The Committee shall have the right to undertake all actions necessary to carry out the purposes of the Committee, including but not limited to:

  •  Be directly responsible for the appointment, compensation, oversight, and retention of the Foundation’s independent auditors. The independent auditors shall report directly to the Committee and shall meet separately with the Committee (without management) at least annually, or more frequently as the Committee may request.
  • Evaluate annually the qualifications, performance, and independence of the independent auditors and discuss with the auditors any relationships that may impact auditor objectivity and independence.
  • Approve prospectively all audit and non-audit services provided by the independent auditors, giving consideration to whether the performance of such services might adversely affect the independent auditors’ objectivity or independence. This responsibility may be fulfilled by the Committee’s Chair; services approved by the Chair should be reported to the Committee at its next scheduled meeting.
  • Ensure proper rotation of the lead audit partner on the Foundation’s engagement.
  • Review and discuss the Foundation’s annual financial statements and the related footnotes and disclosures with management and the independent auditors, including the quality, not just the acceptability, of the Foundation’s accounting principles, and the clarity and completeness of the financial statements and related disclosures.
  • Obtain annually a report from the independent auditors regarding matters to be communicated under the Statements of Auditing Standards then in effect, and review with the independent auditors:

—any significant difficulties or disagreements with management in connection with the preparation of the financial statements;

—any formal communications between the audit team and the auditors’ national office regarding auditing or accounting issues;

—any recommendations regarding internal controls; and

—a summary of any alternative accounting treatments discussed with Foundation management, the ramifications of such treatments, and the treatment preferred by the independent auditors.

  • Resolve disagreements, if any, between management and the independent auditors regarding financial reporting.
  • Review new and significant accounting pronouncements that have an impact on the Foundation’s financial statements.
  • Oversee and periodically evaluate the Foundation’s internal controls and procedures, including those related to risk management, cybersecurity, and programmatic activities.
  • Oversee and periodically evaluate the Foundation’s processes for monitoring compliance with legal and regulatory requirements.
  • Establish procedures for the receipt, retention, and treatment of complaints regarding the Foundation’s accounting, internal accounting controls, or auditing matters, including procedures for the confidential, anonymous submission by Foundation employees of concerns regarding questionable accounting or auditing matters.
  • Monitor and periodically evaluate the Foundation’s conflict of interest policies and related procedures.
  • Review with management any significant issues raised in connection with the Foundation’s required filings under the Internal Revenue Code.

III.    Composition

The Committee shall consist of at least three members of the Board, each of whom shall be free of any material conflict of interest that, in the opinion of the Board, may interfere with the exercise of his or her independent judgment as a member of the Committee.
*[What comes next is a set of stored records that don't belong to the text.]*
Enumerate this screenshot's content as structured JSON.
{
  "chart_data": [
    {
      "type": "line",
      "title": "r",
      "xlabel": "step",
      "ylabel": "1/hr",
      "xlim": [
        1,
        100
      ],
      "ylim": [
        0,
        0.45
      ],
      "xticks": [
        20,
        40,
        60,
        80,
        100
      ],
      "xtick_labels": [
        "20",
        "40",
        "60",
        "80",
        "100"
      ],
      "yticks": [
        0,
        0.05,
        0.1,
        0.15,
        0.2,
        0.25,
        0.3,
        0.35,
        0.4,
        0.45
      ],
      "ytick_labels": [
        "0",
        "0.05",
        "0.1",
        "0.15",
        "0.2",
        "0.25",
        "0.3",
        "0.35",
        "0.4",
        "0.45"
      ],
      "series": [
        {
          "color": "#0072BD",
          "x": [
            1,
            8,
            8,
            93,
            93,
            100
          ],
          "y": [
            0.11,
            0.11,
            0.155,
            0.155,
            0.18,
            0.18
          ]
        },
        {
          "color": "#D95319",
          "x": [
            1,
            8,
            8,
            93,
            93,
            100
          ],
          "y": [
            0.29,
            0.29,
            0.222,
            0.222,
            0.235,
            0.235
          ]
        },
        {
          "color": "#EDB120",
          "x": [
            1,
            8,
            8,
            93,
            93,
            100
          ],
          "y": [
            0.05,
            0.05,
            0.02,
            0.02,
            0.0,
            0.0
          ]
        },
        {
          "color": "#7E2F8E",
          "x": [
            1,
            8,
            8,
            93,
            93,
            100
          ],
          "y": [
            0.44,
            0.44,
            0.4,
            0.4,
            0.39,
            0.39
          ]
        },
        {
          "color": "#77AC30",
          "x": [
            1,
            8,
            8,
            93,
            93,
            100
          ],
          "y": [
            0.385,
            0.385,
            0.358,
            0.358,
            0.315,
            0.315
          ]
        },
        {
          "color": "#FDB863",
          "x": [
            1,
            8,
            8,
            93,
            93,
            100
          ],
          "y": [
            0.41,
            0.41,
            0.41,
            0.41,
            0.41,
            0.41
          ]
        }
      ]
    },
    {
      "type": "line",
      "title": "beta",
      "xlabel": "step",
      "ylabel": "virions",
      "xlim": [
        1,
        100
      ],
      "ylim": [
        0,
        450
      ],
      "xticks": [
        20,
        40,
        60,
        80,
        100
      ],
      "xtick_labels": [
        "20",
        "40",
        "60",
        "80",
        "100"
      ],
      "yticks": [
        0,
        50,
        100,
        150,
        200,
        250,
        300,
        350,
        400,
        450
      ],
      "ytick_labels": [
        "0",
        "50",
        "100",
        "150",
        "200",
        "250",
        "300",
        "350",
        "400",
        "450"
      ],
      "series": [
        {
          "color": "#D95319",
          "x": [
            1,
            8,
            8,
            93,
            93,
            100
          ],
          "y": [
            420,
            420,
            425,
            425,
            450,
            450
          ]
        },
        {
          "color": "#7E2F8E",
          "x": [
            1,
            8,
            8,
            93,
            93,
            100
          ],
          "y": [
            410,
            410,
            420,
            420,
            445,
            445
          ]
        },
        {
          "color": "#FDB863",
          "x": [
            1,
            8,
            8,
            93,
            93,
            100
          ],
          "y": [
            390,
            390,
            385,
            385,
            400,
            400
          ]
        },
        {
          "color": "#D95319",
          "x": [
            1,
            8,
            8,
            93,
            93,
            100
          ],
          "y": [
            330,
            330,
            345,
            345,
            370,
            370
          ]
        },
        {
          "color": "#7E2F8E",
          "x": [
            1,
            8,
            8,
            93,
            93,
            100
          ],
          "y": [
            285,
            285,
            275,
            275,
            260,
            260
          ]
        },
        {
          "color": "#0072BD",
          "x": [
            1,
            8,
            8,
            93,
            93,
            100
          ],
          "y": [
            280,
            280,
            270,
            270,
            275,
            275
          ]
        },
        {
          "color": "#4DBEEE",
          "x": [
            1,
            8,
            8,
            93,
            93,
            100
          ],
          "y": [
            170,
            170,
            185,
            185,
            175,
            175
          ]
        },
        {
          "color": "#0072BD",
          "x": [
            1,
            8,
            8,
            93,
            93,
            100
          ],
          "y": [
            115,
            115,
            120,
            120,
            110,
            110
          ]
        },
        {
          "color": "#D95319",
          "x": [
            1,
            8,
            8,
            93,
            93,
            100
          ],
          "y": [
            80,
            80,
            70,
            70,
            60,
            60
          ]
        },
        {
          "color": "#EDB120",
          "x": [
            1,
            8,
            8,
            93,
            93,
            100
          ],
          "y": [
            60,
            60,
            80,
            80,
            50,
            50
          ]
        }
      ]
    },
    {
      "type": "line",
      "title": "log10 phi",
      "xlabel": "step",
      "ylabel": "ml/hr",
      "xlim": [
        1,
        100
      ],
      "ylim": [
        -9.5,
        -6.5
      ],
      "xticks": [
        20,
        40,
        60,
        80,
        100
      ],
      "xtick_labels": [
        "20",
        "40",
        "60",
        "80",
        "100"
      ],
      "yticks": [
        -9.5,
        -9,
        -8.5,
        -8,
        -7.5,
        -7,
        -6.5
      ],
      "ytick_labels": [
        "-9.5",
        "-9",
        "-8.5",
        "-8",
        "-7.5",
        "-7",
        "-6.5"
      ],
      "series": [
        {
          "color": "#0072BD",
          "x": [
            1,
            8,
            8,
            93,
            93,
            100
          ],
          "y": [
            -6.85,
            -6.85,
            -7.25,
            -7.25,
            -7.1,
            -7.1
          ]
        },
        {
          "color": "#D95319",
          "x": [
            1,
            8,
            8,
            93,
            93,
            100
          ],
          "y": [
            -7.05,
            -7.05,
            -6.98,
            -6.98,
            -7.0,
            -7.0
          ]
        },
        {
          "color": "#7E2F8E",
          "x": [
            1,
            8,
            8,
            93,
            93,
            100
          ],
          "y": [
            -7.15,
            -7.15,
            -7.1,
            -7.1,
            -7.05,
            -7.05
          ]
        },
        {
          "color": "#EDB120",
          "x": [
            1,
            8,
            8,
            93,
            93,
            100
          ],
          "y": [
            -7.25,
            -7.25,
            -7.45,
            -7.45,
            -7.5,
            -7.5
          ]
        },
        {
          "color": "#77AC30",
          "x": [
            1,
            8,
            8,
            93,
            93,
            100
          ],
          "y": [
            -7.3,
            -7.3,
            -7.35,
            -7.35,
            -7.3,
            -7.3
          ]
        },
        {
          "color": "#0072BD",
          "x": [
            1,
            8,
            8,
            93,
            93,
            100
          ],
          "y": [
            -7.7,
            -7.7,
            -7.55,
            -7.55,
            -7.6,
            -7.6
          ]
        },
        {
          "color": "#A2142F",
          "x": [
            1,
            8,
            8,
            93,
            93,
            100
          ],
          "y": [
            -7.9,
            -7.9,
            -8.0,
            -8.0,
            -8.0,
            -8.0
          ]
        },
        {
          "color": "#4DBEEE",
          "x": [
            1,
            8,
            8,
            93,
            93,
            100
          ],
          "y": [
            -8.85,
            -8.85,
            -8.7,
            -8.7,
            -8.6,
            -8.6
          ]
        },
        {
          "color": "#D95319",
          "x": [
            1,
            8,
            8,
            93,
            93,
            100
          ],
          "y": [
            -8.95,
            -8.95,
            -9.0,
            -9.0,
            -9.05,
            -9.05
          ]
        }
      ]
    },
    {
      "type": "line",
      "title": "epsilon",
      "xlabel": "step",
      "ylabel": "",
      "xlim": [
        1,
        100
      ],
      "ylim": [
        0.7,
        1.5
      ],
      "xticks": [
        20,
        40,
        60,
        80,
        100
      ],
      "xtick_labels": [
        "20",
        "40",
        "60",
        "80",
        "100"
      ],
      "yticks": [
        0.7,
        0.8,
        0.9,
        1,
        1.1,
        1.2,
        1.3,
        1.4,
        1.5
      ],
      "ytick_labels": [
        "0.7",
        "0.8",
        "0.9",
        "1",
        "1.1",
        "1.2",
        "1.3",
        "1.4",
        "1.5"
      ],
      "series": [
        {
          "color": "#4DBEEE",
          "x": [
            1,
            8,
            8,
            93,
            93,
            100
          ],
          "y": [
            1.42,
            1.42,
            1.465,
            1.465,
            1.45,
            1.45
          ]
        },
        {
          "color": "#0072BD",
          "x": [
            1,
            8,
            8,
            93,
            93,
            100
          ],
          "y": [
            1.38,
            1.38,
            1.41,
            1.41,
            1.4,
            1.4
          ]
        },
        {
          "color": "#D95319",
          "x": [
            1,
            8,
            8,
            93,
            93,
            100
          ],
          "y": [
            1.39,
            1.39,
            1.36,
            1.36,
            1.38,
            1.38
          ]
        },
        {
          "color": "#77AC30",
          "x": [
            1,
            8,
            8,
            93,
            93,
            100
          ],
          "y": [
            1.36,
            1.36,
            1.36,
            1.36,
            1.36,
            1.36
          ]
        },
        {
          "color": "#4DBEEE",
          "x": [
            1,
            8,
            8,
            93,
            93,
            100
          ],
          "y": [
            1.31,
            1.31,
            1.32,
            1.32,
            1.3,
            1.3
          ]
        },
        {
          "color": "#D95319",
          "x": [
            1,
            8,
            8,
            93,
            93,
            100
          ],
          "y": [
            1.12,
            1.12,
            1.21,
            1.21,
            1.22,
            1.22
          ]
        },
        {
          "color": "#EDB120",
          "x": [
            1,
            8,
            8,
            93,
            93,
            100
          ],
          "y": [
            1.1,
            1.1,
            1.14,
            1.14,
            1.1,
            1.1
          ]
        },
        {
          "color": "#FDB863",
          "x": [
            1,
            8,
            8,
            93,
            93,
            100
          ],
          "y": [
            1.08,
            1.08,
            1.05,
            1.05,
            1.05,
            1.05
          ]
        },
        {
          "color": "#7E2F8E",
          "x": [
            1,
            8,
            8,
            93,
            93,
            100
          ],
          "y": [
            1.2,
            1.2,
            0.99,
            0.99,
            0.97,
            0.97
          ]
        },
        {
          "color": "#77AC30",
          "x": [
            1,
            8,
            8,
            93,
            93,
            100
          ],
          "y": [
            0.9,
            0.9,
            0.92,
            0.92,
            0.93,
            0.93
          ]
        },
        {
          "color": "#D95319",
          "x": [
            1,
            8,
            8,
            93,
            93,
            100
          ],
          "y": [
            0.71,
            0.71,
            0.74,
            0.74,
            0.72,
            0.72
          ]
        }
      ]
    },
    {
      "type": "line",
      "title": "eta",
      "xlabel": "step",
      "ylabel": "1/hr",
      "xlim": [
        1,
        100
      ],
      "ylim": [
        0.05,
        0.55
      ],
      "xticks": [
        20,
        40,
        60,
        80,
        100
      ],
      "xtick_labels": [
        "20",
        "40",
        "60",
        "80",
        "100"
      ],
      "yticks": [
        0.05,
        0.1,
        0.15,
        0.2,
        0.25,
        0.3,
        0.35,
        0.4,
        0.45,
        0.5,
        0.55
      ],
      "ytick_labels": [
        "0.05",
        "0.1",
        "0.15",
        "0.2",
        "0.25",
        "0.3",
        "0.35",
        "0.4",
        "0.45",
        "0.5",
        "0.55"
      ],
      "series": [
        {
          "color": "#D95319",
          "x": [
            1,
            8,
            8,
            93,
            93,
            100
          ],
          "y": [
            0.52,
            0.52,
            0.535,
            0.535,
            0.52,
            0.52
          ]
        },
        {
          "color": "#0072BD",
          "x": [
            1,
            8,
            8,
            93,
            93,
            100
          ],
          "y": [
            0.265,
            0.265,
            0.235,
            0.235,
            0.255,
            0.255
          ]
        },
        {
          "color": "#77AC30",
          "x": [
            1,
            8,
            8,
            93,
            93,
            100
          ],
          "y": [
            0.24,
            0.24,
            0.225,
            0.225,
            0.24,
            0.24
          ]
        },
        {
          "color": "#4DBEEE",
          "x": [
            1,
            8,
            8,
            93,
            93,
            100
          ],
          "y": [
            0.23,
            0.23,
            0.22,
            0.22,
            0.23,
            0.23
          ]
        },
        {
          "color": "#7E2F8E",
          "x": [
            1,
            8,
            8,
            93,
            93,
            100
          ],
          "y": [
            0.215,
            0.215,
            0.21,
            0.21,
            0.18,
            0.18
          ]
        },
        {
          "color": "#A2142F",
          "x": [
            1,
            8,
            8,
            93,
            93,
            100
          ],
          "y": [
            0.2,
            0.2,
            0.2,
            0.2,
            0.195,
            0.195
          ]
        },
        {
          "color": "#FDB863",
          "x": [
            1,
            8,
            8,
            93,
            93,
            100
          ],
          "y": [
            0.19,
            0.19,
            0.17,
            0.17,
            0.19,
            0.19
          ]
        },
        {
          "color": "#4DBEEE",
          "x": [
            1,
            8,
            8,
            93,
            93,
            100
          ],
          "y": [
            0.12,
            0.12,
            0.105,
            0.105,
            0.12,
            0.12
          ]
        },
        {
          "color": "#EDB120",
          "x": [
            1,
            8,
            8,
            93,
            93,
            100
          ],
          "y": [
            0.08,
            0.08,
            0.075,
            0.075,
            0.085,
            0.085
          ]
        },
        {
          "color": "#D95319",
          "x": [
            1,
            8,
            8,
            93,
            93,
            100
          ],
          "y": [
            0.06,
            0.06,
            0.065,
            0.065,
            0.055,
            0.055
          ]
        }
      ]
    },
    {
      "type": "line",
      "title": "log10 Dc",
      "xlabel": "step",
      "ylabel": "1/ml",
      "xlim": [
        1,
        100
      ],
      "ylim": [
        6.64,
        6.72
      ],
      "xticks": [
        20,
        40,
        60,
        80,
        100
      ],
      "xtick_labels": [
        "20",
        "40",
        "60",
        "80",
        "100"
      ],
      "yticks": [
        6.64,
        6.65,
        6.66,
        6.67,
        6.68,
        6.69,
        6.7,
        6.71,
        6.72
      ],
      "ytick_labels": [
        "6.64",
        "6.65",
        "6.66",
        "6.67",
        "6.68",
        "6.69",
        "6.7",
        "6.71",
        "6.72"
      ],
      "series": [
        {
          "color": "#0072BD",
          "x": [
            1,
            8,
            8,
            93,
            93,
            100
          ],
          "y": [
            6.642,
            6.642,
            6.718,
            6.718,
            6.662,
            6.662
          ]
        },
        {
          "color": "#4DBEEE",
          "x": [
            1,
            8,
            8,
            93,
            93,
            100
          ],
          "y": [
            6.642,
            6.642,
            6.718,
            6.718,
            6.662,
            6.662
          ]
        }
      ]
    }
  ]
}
Officers and employees of the Foundation shall not be eligible to serve on the Committee. Members of the Committee shall be appointed annually by the Board. The members of the Committee may not receive, directly or indirectly, any consulting, advisory, or other compensation from the Foundation except the fees that they receive for service as a member of the Board or any committee thereof. The Board may appoint the Committee’s Chair, but if the Board has not appointed a Chair, the Committee shall elect a Chair from among its members.

All members of the Committee shall have a basic understanding of finance and accounting and be able to read and understand financial statements, or develop such ability and understanding within a reasonable period of time after appointment to the Committee. At least one member of the Committee shall have accounting or financial management experience.

IV.    Meetings

The Committee shall meet at least twice annually and more frequently as circumstances require or as the Committee’s Chair or as any two Committee members may request. The Chair shall set the agenda for each meeting in consultation with the other members. The Committee may request that any Trustees, officers, employees, agents, or advisers of the Foundation, or other persons whose advice and counsel are sought by the Committee, attend any meeting of the Committee and/or provide such pertinent information as the Committee requests. The Committee shall provide sufficient opportunity for the internal and independent auditors to meet privately with the Committee.

V.     Investigations and Studies; Outside Advisers

The Committee may conduct or authorize investigations into or studies of matters within the scope of the Committee’s responsibilities, with full access to all books, records, and personnel of the Foundation, and may retain, at the Foundation’s expense, independent counsel and such other advisers, experts, and other professionals as it deems necessary or appropriate to carry out its duties. All fees and expenses authorized by the Committee shall be promptly paid by the Foundation.